Updated: May 19, 2020
Difficulty: Low Preparation: 30 min Cooking: 60 min Portion: 4 Persons
Squid (4 squid) 600 g Potatoes 200 g Bread 100 g Whole milk 100 g Fresh spring onion 1 Parmesan cheese to be grated 10 g Marjoram to taste Eggs 1 Extra virgin olive oil 10 g Salt to taste Black pepper to taste
Place the potatoes in a pan with cold water and count about 20-30 minutes from the boil. Once ready (check that they can be easily skewered with a fork), let them cool, then peel them and keep them aside. Proceed by removing the crust from the bread; cut the crumb into pieces and soak it with the milk.
Switch to squid cleaning: remove the head and the side "wings" by cutting them off with a knife. Rinse the squid thoroughly, both outside and inside, to eliminate impurities. Chop the wings and the tentacles of the squid; then finely chop the spring onion together with the leaves of marjoram. In a pan heat the extra virgin olive oil, add the chopped onion and marjoram and brown over low heat while stirring occasionally for a few minutes. Then add the chopped fins and tentacles and cook over high heat for a few moments, taking care that the water released by the squid dries completely. At this point, proceed with the preparation of the filling: mash the cold potatoes in a large bowl, add the soaked bread, the minced cooked squid and spring onion, grated Parmesan cheese, salt, pepper and whole egg. Mix everything well and, once all the ingredients are mixed, transfer the mixture into a disposable sac-à-poche.

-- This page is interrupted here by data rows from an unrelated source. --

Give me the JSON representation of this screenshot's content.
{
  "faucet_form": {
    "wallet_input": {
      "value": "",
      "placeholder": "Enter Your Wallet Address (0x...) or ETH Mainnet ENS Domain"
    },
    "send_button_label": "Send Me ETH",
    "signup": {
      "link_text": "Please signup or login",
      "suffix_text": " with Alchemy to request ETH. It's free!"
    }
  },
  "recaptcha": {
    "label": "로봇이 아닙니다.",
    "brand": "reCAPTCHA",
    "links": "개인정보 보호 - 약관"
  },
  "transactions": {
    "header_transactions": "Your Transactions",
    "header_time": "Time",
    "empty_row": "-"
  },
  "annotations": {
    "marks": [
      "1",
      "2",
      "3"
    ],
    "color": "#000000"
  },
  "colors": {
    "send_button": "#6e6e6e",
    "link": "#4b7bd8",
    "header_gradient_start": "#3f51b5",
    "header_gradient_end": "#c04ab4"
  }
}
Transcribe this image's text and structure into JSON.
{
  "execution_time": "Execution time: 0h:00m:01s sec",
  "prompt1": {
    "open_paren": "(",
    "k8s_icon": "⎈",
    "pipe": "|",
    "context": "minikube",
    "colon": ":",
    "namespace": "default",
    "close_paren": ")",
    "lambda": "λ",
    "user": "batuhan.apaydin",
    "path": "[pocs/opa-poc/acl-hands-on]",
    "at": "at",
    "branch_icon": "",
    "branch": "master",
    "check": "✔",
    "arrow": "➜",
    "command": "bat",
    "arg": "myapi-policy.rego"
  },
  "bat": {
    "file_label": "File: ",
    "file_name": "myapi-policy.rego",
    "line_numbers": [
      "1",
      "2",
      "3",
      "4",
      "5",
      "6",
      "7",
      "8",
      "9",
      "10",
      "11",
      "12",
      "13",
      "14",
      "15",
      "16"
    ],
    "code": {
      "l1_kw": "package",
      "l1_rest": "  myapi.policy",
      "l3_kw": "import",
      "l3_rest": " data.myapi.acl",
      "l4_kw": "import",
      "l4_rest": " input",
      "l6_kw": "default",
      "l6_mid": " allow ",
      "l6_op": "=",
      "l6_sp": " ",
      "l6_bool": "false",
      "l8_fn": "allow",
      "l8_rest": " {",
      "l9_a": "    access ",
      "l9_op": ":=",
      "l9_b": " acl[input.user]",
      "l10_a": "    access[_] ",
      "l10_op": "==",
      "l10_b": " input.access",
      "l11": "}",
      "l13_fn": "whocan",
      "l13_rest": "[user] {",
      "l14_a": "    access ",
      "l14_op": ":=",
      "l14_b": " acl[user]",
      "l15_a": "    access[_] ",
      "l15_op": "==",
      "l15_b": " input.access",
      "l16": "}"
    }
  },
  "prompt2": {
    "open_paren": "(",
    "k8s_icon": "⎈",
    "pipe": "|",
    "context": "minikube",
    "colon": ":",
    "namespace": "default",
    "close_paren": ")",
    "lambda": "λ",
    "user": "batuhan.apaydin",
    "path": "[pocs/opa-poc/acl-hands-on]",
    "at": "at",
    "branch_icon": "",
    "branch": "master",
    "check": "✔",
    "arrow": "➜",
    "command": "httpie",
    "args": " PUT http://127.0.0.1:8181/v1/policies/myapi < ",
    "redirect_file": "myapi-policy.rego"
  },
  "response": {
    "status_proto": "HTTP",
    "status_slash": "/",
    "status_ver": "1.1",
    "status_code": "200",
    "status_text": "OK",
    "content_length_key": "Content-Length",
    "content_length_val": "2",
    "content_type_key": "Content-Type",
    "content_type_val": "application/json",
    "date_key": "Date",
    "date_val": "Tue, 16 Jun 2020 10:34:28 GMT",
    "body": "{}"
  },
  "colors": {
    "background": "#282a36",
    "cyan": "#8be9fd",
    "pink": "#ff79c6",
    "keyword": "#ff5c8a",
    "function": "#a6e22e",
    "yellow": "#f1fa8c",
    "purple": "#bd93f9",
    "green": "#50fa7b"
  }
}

Preheat the oven to 180 ° in static mode, then grease the bottom of a small oven (must contain 4 stuffed squid), stuff the squid with the stuffing up to the edge and place them side by side in the pan. Salt and pepper to taste and finish with a drizzle of oil. Bake in a preheated oven at 180 ° for about 30 minutes. While the squid are cooking in the oven, take care of the accompanying sauce: on my case we have used fresh tomato sauce but you can make accompanying the squids with yogurt and cream, add a drizzle of oil as well, then mix well.
Once the squid is cooked, take it out of the oven and serve by serving each of the squid stuffed in the oven with the accompanying sauce, at your desire.
You can keep the stuffed squid, cooked and cooled, for 1 day in the refrigerator. You can store the stuffed squid stuffing in an airtight container for a maximum of 12 hours. You can freeze everything once cooked and cooled if you have used fresh, not defrosted ingredients.